It’s the beginning of feeding America and food banks across the country are taking a scoop out of hunger. The Yuma Community Food Bank is ready to do just that.
CEO Mike Ivers, with the Yuma Community Food Bank said, “This little second grader comes up to me and says…mister…I took all the money out of my food bank and I want to feed a hungry child. That’s what I’m talking about that’s what I see in Yuma.”
Hunger Action Month is an opportunity to join a movement that has a real and lasting impact on our effort to feed more American’s than ever before.
Whether it’s by advocating and raising awareness, making donations, or volunteering, you can find the way that’s right for you to make a difference during hunger action month. Together, we can solve hunger.
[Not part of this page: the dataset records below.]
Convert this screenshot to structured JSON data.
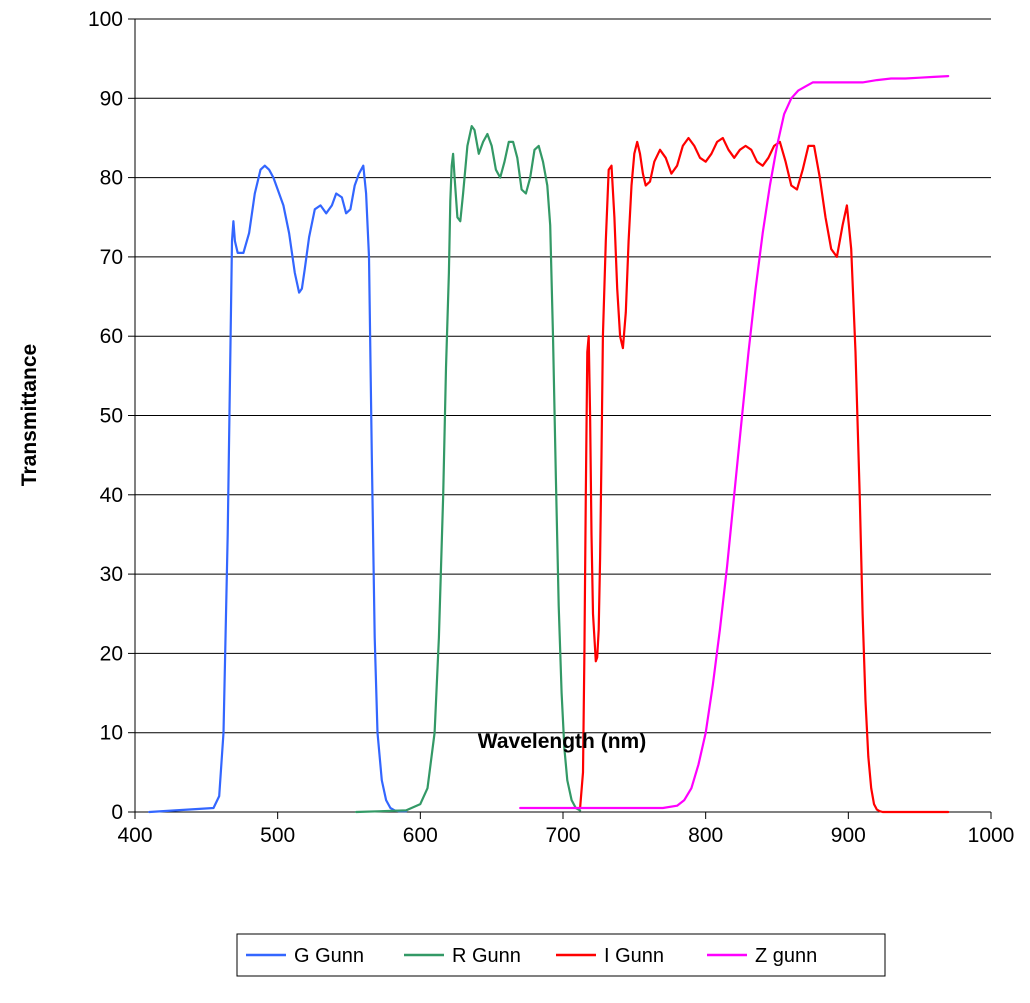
{
  "chart_data": {
    "type": "line",
    "title": "",
    "xlabel": "Wavelength (nm)",
    "ylabel": "Transmittance",
    "xlim": [
      400,
      1000
    ],
    "ylim": [
      0,
      100
    ],
    "x_ticks": [
      400,
      500,
      600,
      700,
      800,
      900,
      1000
    ],
    "y_ticks": [
      0,
      10,
      20,
      30,
      40,
      50,
      60,
      70,
      80,
      90,
      100
    ],
    "grid": "horizontal major gridlines",
    "legend_position": "bottom",
    "series": [
      {
        "name": "G Gunn",
        "color": "#3366ff",
        "x": [
          410,
          455,
          459,
          462,
          465,
          467,
          468,
          469,
          470,
          472,
          476,
          480,
          484,
          488,
          491,
          494,
          497,
          500,
          504,
          508,
          512,
          515,
          517,
          519,
          522,
          526,
          530,
          534,
          538,
          541,
          545,
          548,
          551,
          554,
          557,
          560,
          562,
          564,
          566,
          568,
          570,
          573,
          576,
          579,
          582,
          585,
          590
        ],
        "y": [
          0,
          0.5,
          2,
          10,
          35,
          60,
          72,
          74.5,
          72,
          70.5,
          70.5,
          73,
          78,
          81,
          81.5,
          81,
          80,
          78.5,
          76.5,
          73,
          68,
          65.5,
          66,
          68.5,
          72.5,
          76,
          76.5,
          75.5,
          76.5,
          78,
          77.5,
          75.5,
          76,
          79,
          80.5,
          81.5,
          78,
          70,
          45,
          22,
          10,
          4,
          1.5,
          0.5,
          0.2,
          0.1,
          0.1
        ]
      },
      {
        "name": "R Gunn",
        "color": "#339966",
        "x": [
          555,
          590,
          600,
          605,
          610,
          613,
          616,
          618,
          620,
          621,
          622,
          623,
          624,
          626,
          628,
          630,
          633,
          636,
          638,
          641,
          644,
          647,
          650,
          653,
          656,
          659,
          662,
          665,
          668,
          671,
          674,
          677,
          680,
          683,
          686,
          689,
          691,
          693,
          695,
          697,
          699,
          701,
          703,
          706,
          709,
          712
        ],
        "y": [
          0,
          0.2,
          1,
          3,
          10,
          22,
          40,
          56,
          68,
          77,
          81.5,
          83,
          80,
          75,
          74.5,
          78,
          84,
          86.5,
          86,
          83,
          84.5,
          85.5,
          84,
          81,
          80,
          82,
          84.5,
          84.5,
          82.5,
          78.5,
          78,
          80,
          83.5,
          84,
          82,
          79,
          74,
          60,
          42,
          26,
          15,
          8,
          4,
          1.5,
          0.5,
          0.2
        ]
      },
      {
        "name": "I Gunn",
        "color": "#ff0000",
        "x": [
          712,
          714,
          715,
          716,
          717,
          718,
          719,
          720,
          721,
          722,
          723,
          724,
          725,
          726,
          727,
          728,
          730,
          732,
          734,
          736,
          738,
          740,
          742,
          744,
          746,
          748,
          750,
          752,
          754,
          756,
          758,
          761,
          764,
          768,
          772,
          776,
          780,
          784,
          788,
          792,
          796,
          800,
          804,
          808,
          812,
          816,
          820,
          824,
          828,
          832,
          836,
          840,
          844,
          848,
          852,
          856,
          860,
          864,
          868,
          872,
          876,
          880,
          884,
          888,
          892,
          896,
          899,
          902,
          905,
          908,
          910,
          912,
          914,
          916,
          918,
          920,
          922,
          924,
          926,
          928,
          930,
          934,
          940,
          950,
          960,
          970
        ],
        "y": [
          0.5,
          5,
          20,
          40,
          58,
          60,
          50,
          35,
          25,
          22,
          19,
          19.5,
          23,
          32,
          45,
          60,
          72,
          81,
          81.5,
          75,
          66,
          60,
          58.5,
          63,
          72,
          79,
          83,
          84.5,
          83,
          80.5,
          79,
          79.5,
          82,
          83.5,
          82.5,
          80.5,
          81.5,
          84,
          85,
          84,
          82.5,
          82,
          83,
          84.5,
          85,
          83.5,
          82.5,
          83.5,
          84,
          83.5,
          82,
          81.5,
          82.5,
          84,
          84.5,
          82,
          79,
          78.5,
          81,
          84,
          84,
          80,
          75,
          71,
          70,
          74,
          76.5,
          71,
          58,
          40,
          25,
          14,
          7,
          3,
          1,
          0.3,
          0.1,
          0,
          0,
          0,
          0,
          0,
          0,
          0,
          0,
          0
        ]
      },
      {
        "name": "Z gunn",
        "color": "#ff00ff",
        "x": [
          670,
          700,
          740,
          770,
          780,
          785,
          790,
          795,
          800,
          805,
          810,
          815,
          820,
          825,
          830,
          835,
          840,
          845,
          850,
          855,
          860,
          865,
          870,
          875,
          880,
          885,
          890,
          900,
          910,
          920,
          930,
          940,
          950,
          960,
          970
        ],
        "y": [
          0.5,
          0.5,
          0.5,
          0.5,
          0.8,
          1.5,
          3,
          6,
          10,
          16,
          23,
          31,
          40,
          49,
          58,
          66,
          73,
          79,
          84,
          88,
          90,
          91,
          91.5,
          92,
          92,
          92,
          92,
          92,
          92,
          92.3,
          92.5,
          92.5,
          92.6,
          92.7,
          92.8
        ]
      }
    ]
  }
}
Ivers talks about how the Yuma food bank use to be a paper plate factory and shares with us a story that a person wrote him about their family.
Ivers said, “I have a family of three. Myself, my spouse and a son. I’m the only person who is gainfully employed. My husband is dying. My son is autistic and epileptic so we survive on two fixed incomes and I cry all the time. The stories of people how could I not cry.”
Yuma is ranked number two in the nation for the nutritional quality of food that is donated.
This year the Yuma Community Food Bank ranked number four among the 199 food bank members by investing over 94% of operation expenses in fulfilling its mission.
Yuma also ranked number eight on the national front when it came to the top percentage of individual donors and helping build a solid foundation of support.